English Language Day honours William Shakespeare, but did he really write those works?
William Shakespeare, the celebrated playwright and poet of the English language, is even today loved and read by many. The world marks English Language Day on April 23 to remember the "Bard of Avon" on his birth and death day, which interestingly fall on the same date. He is one of the most-read and highly-quoted playwrights, who continues to make his way into textbooks in schools and colleges, centuries after his works were in circulation.
Even as he is remembered for his classic plays, poetry and sonnets, clouds of doubt continue to hover over his authorship. While to the majority of the population Shakespeare may remain as the writer of classic plays like "Julius Caesar", "Romeo and Juliet, "Othello" and others, a section of society believes that he was nothing but a face used to hide the actual writers who did not want to disclose their identities.
The question of Shakespeare's authorship was raised by figures like Walt Whitman, as they speculated that the "real" authors of the play are English writer and philosopher Sir Francis Bacon, English playwright and the 17th Earl of Oxford Edward de Vere.
The people who advocated this "anti-Stratfordian theory" argued that it is difficult to believe Shakespeare penned these plays, considering his educational background and lack of aristocratic sensibility.
Such an argument has been put forth because very less is known about Shakespeare's personal life and whatever information is available, the anti-Stratfordians say that it does not add up to the idea that he is the same person who wrote such classics.
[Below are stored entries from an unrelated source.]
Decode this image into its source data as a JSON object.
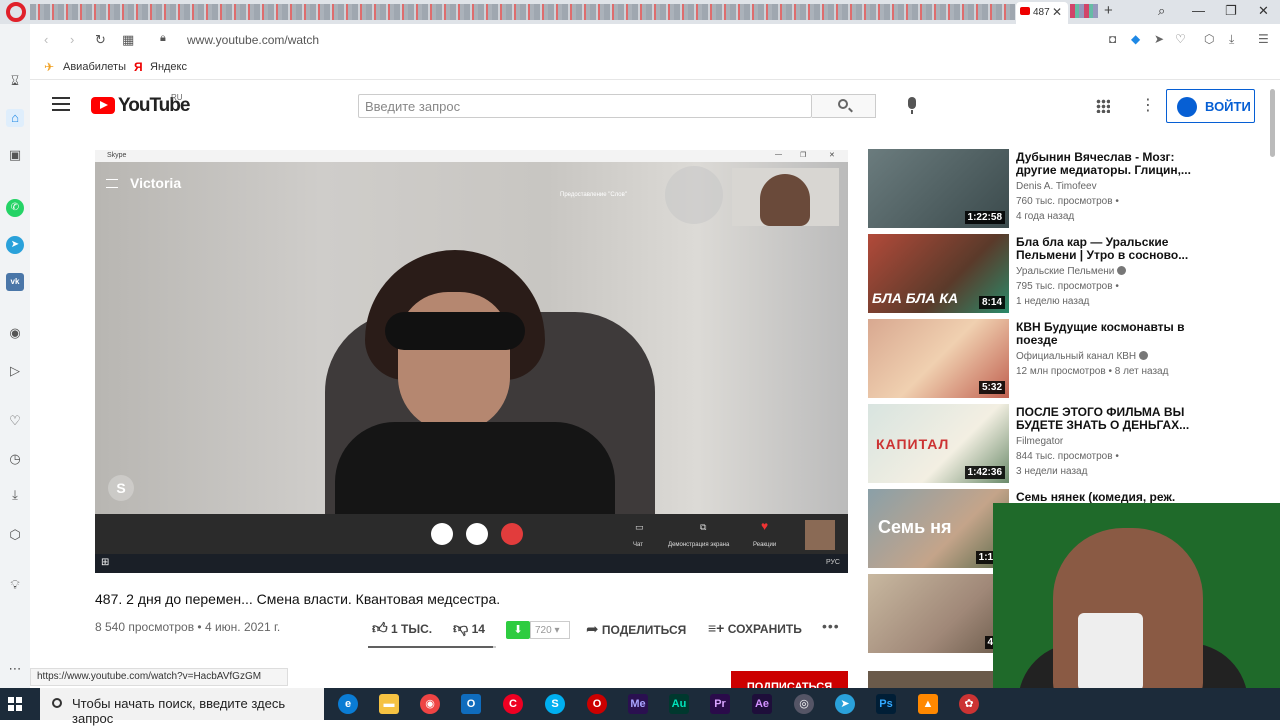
{
  "browser": {
    "active_tab_label": "487",
    "url": "www.youtube.com/watch",
    "bookmarks": [
      "Авиабилеты",
      "Яндекс"
    ],
    "status_url": "https://www.youtube.com/watch?v=HacbAVfGzGM"
  },
  "youtube": {
    "logo_text": "YouTube",
    "region": "RU",
    "search_placeholder": "Введите запрос",
    "signin_label": "ВОЙТИ"
  },
  "player": {
    "skype_window_title": "Skype",
    "caller_name": "Victoria",
    "share_label": "Предоставление \"Слов\"",
    "chat_label": "Чат",
    "screen_share_label": "Демонстрация экрана",
    "reactions_label": "Реакции",
    "tray_text": "РУС"
  },
  "video": {
    "title": "487. 2 дня до перемен... Смена власти. Квантовая медсестра.",
    "views_date": "8 540 просмотров • 4 июн. 2021 г.",
    "likes": "1 ТЫС.",
    "dislikes": "14",
    "quality": "720",
    "share_label": "ПОДЕЛИТЬСЯ",
    "save_label": "СОХРАНИТЬ",
    "like_ratio": 0.98,
    "subscribe_label": "ПОДПИСАТЬСЯ"
  },
  "recommendations": [
    {
      "title": "Дубынин Вячеслав - Мозг: другие медиаторы. Глицин,...",
      "channel": "Denis A. Timofeev",
      "verified": false,
      "views": "760 тыс. просмотров •",
      "age": "4 года назад",
      "duration": "1:22:58"
    },
    {
      "title": "Бла бла кар — Уральские Пельмени | Утро в сосново...",
      "channel": "Уральские Пельмени",
      "verified": true,
      "views": "795 тыс. просмотров •",
      "age": "1 неделю назад",
      "duration": "8:14"
    },
    {
      "title": "КВН Будущие космонавты в поезде",
      "channel": "Официальный канал КВН",
      "verified": true,
      "views": "12 млн просмотров • 8 лет назад",
      "age": "",
      "duration": "5:32"
    },
    {
      "title": "ПОСЛЕ ЭТОГО ФИЛЬМА ВЫ БУДЕТЕ ЗНАТЬ О ДЕНЬГАХ...",
      "channel": "Filmegator",
      "verified": false,
      "views": "844 тыс. просмотров •",
      "age": "3 недели назад",
      "duration": "1:42:36"
    },
    {
      "title": "Семь нянек (комедия, реж.",
      "channel": "",
      "verified": false,
      "views": "",
      "age": "",
      "duration": "1:12:"
    },
    {
      "title": "",
      "channel": "",
      "verified": false,
      "views": "",
      "age": "",
      "duration": "44:"
    }
  ],
  "thumb_texts": {
    "rec2": "БЛА БЛА КА",
    "rec4": "КАПИТАЛ",
    "rec5": "Семь ня"
  },
  "taskbar": {
    "search_placeholder": "Чтобы начать поиск, введите здесь запрос",
    "apps": [
      "Me",
      "Au",
      "Pr",
      "Ae",
      "Ps"
    ]
  },
  "colors": {
    "youtube_red": "#ff0000",
    "signin_blue": "#065fd4",
    "subscribe_red": "#cc0000",
    "taskbar_bg": "#1c2b3a",
    "opera_red": "#e0202a"
  },
  "icons": [
    "opera-logo",
    "search-icon",
    "mic-icon",
    "apps-grid-icon",
    "more-vert-icon",
    "user-avatar-icon",
    "thumbs-up-icon",
    "thumbs-down-icon",
    "share-icon",
    "playlist-add-icon",
    "windows-start-icon"
  ]
}
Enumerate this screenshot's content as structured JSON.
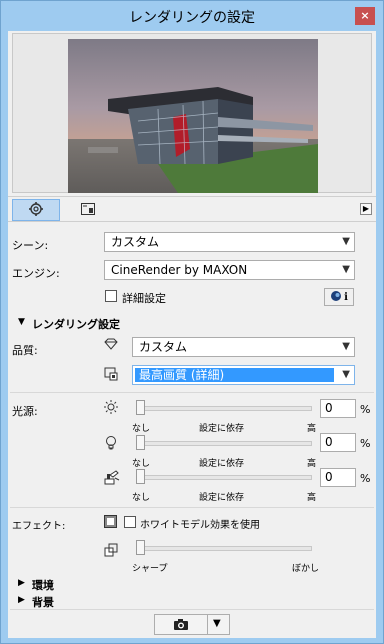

Humble background and the question of literacy
Shakespeare was the son of a glove-maker. His education has always remained a mystery due to a lack of documentary proof. The Grammar School of King Edward VI at Stratford-upon-Avon is said to have been providing free education in the classics and Latin grammar. However, since no documentation or attendance record of the school from that time survives today, it remains unknown if Shakespeare ever received an education.
Anti-Stratfordians claim that, with no educational or cultural background, it is difficult to believe that Shakespeare actually authored those plays and poems. Six authenticated signatures of the playwright survive today which the people, questioning his authorship over the works accredited to him, term as "an illiterate scrawl". In these signatures, Shakespeare spelt his name differently each time, giving the anti-Stratfordians a reason to believe that Shakespeare was probably illiterate.
An impersonator or "the sweet swan of Avon"
The academic Shakespeareans strongly believe that Shakespeare on the First Folio is the same William Shakespeare who is believed to have lived and died in Stratford-upon-Avon from 1564 to 1616. They also argue that Shakespeare finds his mention in his fellow playwright Ben Jonson's poem where he is called "the sweet swan of Avon".
They also claim that the Shakespeare funerary monument inside Holy Trinity Church at Stratford-upon-Avon along with the inscription on the bust that compares him to Socrates and poet Virgil is the strongest evidence of Shakespeare's existence and his rightful attribution to the classic plays.
The academic Shakespeareans claim that the truth is anti-Stratfordians find it difficult to accept that the "son of a glover", who had received only basic education and grew up in a poor family, could actually write such classics which defined the existence of the language.
The debates around Shakespeare's authorship may continue for decades and the historical evidence of his existence may remain in oblivion forever, but the plays attributed to the author will still remain quintessential to the literature.